School of Mathematical Sciences, University of Science and Technology of China, Hefei, 230026, Anhui, China.
School of Mathematics and Statistics, Nanjing University of Science and Technology, Nanjing, 210094, Jiangsu, China.
BMC Bioinformatics. 2024 Sep 13;25(1):300. doi: 10.1186/s12859-024-05897-1.
Overall Survival (OS) and Progression-Free Interval (PFI) as survival times have been collected in The Cancer Genome Atlas (TCGA). It is of biomedical interest to consider their dependence in pathway detection and survival prediction. We intend to develop novel methods for integrating PFI as condition based on parametric survival models for identifying pathways associated with OS and predicting OS.

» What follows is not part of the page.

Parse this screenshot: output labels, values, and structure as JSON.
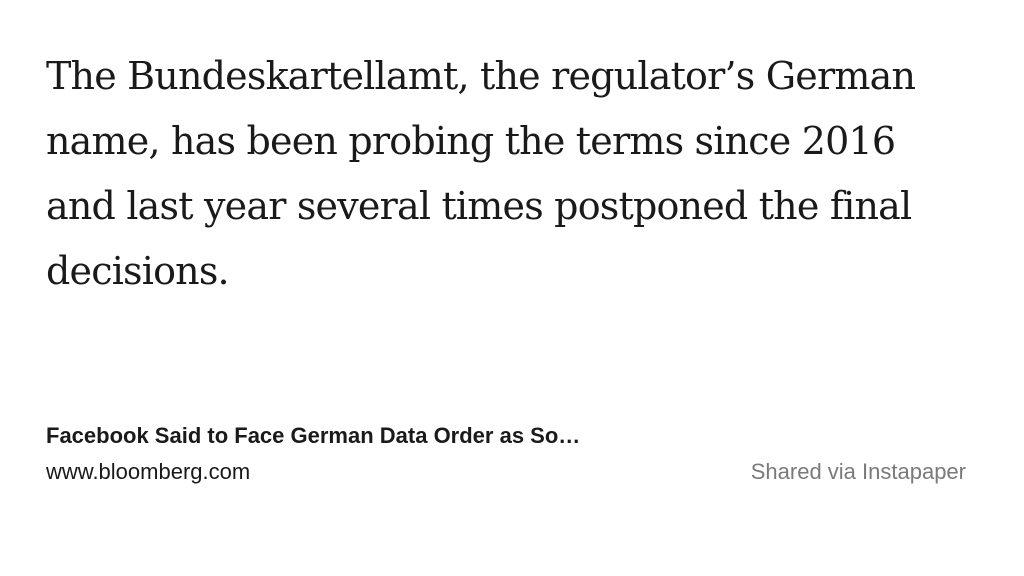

Based on the framework of conditional probability, we developed a family of frailty-based parametric-models for this purpose, with exponential or Weibull distribution as baseline. We also considered two classes of existing methods with PFI as a covariate. We evaluated the performance of three approaches by analyzing RNA-seq expression data from TCGA for lung squamous cell carcinoma and lung adenocarcinoma (LUNG), brain lower grade glioma and glioblastoma multiforme (GBMLGG), as well as skin cutaneous melanoma (SKCM). Our focus was on fourteen general cancer-related pathways. The 10-fold cross-validation was employed for the evaluation of predictive accuracy. For LUNG, p53 signaling and cell cycle pathways were detected by all approaches. Furthermore, three approaches with the consideration of PFI demonstrated significantly better predictive performance compared to the approaches without the consideration of PFI. For GBMLGG, ten pathways (e.g., Wnt signaling, JAK-STAT signaling, ECM-receptor interaction, etc.) were detected by all approaches. Furthermore, three approaches with the consideration of PFI demonstrated better predictive performance compared to the approaches without the consideration of PFI. For SKCM, p53 signaling pathway was detected only by our Weibull-baseline-based model. And three approaches with the consideration of PFI demonstrated significantly better predictive performance compared to the approaches without the consideration of PFI.
Based on our study, it is necessary to incorporate PFI into the survival analysis of OS. Furthermore, PFI is a survival-type time, and improved results can be achieved by our conditional-probability-based approach.
总体生存时间(OS)和无进展间隔时间(PFI)已在癌症基因组图谱(TCGA)中收集。考虑它们在通路检测和生存预测中的依赖性是生物医学的研究热点。我们旨在开发新的方法,通过将 PFI 作为基于参数生存模型的条件来整合 PFI,以识别与 OS 相关并预测 OS 的通路。
基于条件概率的框架,我们为此目的开发了一系列基于脆弱性的参数模型,以指数或 Weibull 分布作为基线。我们还考虑了两种将 PFI 作为协变量的现有方法。我们通过分析来自 TCGA 的肺鳞癌和肺腺癌(LUNG)、脑低级别神经胶质瘤和胶质母细胞瘤多形性(GBMLGG)以及皮肤黑色素瘤(SKCM)的 RNA-seq 表达数据来评估三种方法的性能。我们的重点是十四种一般癌症相关通路。采用 10 折交叉验证评估预测准确性。对于 LUNG,所有方法都检测到 p53 信号通路和细胞周期通路。此外,与不考虑 PFI 的方法相比,考虑 PFI 的三种方法表现出显著更好的预测性能。对于 GBMLGG,所有方法都检测到十个通路(例如 Wnt 信号通路、JAK-STAT 信号通路、ECM-受体相互作用等)。此外,与不考虑 PFI 的方法相比,考虑 PFI 的三种方法表现出更好的预测性能。对于 SKCM,仅我们的 Weibull 基线模型检测到 p53 信号通路。与不考虑 PFI 的方法相比,考虑 PFI 的三种方法表现出显著更好的预测性能。
基于我们的研究,有必要将 PFI 纳入 OS 的生存分析中。此外,PFI 是一种生存类型的时间,我们基于条件概率的方法可以获得改进的结果。